Говоря о феномене стихов Панова, Вл. Новиков отмечает их важнейшее качество: абсолютную самостоятельность существования, независимость от остальных текстов-собратьев, когда определение свободного стиха перемещается из терминологического ряда — в образный. В этом есть, наверное, и своя опасность, но, скрепленные единой обложкой или — буже — общим названием (большой раздел здесь называется «В лес за черникой»), стихи все равно вступают друг с другом в сплав по принципу какого-нибудь хлебниковского астрономического созвездия: вроде оно и есть, а вроде его и нету.
А вообще лучшего оправдания (и лучшей защиты) поэтического будетлянства — от почти обожествленного многими Председателя Земного Шара до, скажу от себя, мало кому известного нашего современника Леонарда Данильцева — я и не встречал. Может, это еще и потому, что Панов — действительно вдохновенный учитель? Экспериментально-заумных стихов у него предостаточно, но есть и в них ясная, акварельная прозрачность, зримость картины, сотворенной языком-памятью. А уж — назовем условно — сатирический беспощадный посыл многих из них способен тягаться и с всеволод-некрасовской, и с кибировской музой.

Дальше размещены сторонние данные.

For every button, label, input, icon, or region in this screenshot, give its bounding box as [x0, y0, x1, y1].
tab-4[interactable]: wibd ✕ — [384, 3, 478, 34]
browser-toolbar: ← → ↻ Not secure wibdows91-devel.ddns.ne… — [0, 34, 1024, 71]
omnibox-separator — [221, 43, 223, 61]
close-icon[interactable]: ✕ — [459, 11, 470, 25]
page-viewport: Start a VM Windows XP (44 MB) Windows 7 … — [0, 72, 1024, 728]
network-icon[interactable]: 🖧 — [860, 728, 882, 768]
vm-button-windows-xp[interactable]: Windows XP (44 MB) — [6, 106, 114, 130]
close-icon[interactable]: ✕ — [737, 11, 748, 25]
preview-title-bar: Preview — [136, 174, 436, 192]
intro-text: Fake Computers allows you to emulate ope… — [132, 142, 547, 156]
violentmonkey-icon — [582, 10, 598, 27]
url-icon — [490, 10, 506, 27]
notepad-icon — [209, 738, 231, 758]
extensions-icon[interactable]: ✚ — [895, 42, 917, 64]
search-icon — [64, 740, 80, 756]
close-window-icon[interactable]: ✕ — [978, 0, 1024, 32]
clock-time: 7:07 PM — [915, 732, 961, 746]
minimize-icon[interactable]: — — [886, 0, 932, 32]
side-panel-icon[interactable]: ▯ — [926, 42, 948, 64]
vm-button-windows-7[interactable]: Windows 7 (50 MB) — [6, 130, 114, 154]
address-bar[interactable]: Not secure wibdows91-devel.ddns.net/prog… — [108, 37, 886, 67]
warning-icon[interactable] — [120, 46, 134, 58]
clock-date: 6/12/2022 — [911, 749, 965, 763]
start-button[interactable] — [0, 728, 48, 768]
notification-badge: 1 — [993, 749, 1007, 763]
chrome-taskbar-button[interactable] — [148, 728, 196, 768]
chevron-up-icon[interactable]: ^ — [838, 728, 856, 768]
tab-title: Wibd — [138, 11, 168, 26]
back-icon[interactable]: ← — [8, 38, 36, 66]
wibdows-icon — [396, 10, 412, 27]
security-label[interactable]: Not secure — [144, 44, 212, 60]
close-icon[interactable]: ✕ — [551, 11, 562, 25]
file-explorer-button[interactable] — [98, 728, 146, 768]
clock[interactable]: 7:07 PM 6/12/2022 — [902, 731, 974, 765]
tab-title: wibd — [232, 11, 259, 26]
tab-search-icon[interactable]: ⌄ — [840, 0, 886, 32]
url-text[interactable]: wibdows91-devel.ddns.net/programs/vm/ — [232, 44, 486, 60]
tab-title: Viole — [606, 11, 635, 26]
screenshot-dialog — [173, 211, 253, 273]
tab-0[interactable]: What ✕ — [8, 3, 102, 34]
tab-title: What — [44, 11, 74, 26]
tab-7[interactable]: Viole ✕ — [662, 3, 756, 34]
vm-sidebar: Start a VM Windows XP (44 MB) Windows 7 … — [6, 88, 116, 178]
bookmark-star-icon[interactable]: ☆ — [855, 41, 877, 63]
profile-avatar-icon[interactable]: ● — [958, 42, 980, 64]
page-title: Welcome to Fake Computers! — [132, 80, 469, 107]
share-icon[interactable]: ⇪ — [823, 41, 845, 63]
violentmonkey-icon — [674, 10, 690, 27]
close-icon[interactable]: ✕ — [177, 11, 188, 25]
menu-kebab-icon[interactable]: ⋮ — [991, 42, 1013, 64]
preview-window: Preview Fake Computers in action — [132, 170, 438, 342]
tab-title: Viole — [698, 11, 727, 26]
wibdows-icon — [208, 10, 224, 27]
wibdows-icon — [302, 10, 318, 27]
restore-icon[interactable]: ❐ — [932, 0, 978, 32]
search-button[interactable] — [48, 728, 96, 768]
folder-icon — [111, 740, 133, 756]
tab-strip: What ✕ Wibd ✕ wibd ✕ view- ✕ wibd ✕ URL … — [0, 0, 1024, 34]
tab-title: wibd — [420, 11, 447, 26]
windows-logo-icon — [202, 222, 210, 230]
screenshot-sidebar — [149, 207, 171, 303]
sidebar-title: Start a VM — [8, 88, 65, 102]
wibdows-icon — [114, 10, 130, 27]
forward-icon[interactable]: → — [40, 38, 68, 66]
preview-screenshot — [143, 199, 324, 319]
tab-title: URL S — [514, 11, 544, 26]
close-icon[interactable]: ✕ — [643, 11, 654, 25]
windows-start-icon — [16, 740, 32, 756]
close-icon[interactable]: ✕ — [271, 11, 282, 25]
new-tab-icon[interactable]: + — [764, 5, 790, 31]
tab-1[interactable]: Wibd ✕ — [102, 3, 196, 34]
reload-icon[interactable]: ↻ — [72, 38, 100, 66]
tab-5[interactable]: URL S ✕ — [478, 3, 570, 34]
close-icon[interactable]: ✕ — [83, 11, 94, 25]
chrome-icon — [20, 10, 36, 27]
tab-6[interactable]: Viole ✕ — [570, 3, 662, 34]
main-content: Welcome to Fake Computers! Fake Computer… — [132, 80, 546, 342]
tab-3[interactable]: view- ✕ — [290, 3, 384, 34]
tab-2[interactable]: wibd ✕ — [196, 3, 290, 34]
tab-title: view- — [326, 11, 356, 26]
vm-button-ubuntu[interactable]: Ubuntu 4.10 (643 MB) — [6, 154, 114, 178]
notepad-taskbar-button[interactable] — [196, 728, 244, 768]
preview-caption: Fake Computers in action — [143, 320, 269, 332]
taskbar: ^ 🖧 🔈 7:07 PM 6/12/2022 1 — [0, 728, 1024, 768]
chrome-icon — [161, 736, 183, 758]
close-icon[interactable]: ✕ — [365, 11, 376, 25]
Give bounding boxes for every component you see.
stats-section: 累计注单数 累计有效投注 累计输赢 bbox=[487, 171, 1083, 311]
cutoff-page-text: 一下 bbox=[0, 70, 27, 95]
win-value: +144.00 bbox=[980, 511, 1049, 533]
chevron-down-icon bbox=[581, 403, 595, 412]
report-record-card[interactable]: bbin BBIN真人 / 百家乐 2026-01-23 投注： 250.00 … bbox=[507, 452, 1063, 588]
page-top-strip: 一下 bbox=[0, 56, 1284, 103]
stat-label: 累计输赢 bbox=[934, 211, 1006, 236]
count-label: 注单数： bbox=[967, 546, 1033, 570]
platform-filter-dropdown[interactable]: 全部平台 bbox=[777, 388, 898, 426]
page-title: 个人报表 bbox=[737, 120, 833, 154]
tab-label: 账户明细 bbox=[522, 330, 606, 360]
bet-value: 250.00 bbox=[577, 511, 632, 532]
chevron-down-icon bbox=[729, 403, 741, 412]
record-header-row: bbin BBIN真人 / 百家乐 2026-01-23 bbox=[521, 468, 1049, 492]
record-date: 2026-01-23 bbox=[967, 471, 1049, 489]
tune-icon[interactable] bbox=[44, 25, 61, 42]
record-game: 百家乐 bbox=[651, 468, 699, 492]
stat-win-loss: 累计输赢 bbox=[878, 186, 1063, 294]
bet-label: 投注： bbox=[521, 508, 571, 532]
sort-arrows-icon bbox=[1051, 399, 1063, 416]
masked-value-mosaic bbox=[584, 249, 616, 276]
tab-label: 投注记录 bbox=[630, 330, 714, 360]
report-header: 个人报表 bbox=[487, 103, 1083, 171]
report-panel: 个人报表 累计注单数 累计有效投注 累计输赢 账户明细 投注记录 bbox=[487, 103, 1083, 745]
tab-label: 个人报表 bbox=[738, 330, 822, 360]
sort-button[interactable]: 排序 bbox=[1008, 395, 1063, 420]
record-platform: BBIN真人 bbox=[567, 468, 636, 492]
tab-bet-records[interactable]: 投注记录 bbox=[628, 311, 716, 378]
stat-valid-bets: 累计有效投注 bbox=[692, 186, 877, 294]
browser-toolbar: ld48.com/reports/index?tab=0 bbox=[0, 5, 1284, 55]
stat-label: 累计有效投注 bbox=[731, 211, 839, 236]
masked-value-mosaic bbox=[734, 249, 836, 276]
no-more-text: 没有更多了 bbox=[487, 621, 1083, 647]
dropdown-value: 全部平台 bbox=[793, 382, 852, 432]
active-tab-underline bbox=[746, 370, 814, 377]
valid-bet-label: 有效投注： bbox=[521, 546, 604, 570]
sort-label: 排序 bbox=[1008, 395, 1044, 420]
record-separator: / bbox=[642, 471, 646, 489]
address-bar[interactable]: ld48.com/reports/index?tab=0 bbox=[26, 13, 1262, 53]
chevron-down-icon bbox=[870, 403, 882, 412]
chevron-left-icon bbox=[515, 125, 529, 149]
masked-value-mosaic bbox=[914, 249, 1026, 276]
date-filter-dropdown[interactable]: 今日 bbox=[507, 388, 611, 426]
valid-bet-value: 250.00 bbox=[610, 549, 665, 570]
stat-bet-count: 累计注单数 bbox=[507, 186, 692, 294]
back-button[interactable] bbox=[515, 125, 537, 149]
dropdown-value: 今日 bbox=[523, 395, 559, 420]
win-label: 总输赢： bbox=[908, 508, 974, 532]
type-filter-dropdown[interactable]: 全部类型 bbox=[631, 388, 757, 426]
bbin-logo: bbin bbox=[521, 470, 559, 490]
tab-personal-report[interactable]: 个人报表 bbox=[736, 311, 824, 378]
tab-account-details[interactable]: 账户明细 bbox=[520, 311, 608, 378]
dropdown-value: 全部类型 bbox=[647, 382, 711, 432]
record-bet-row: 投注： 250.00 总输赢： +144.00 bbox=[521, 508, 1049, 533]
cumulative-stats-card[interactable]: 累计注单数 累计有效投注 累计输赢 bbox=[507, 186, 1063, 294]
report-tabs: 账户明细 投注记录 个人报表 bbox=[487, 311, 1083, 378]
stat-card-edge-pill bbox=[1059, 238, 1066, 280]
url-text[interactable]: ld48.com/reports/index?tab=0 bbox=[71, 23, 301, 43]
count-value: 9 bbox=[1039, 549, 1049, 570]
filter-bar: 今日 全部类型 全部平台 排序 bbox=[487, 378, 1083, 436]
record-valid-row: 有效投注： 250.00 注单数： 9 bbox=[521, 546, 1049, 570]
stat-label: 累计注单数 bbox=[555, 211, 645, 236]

Книга завершается большой поэмой «Звездное небо», где, как пишет в предуведомлении автор, «сделана попытка представить те образные впечатления, которые возникают <…> при чтении русских поэтов». Здесь звук тянет за собой смысл, а интуиция претворяется в определение. Этой поэмой можно заменить любой разговор о поэтическом вкусе и слухе. Более ста ожидаемых и неожиданных имен-стихов, каждое из которых — законченный портрет своей/чужой музыкально-словесной вселенной.
«Жерло пламенеет, сыплет пепел — / под пеплом умирает град. / Тлеет скрытым огнем. / Текут века… В пепле — / пустоты, / где были тела. / Живые пустботы: / страдают, надеются, думают, любят… / Баратынский».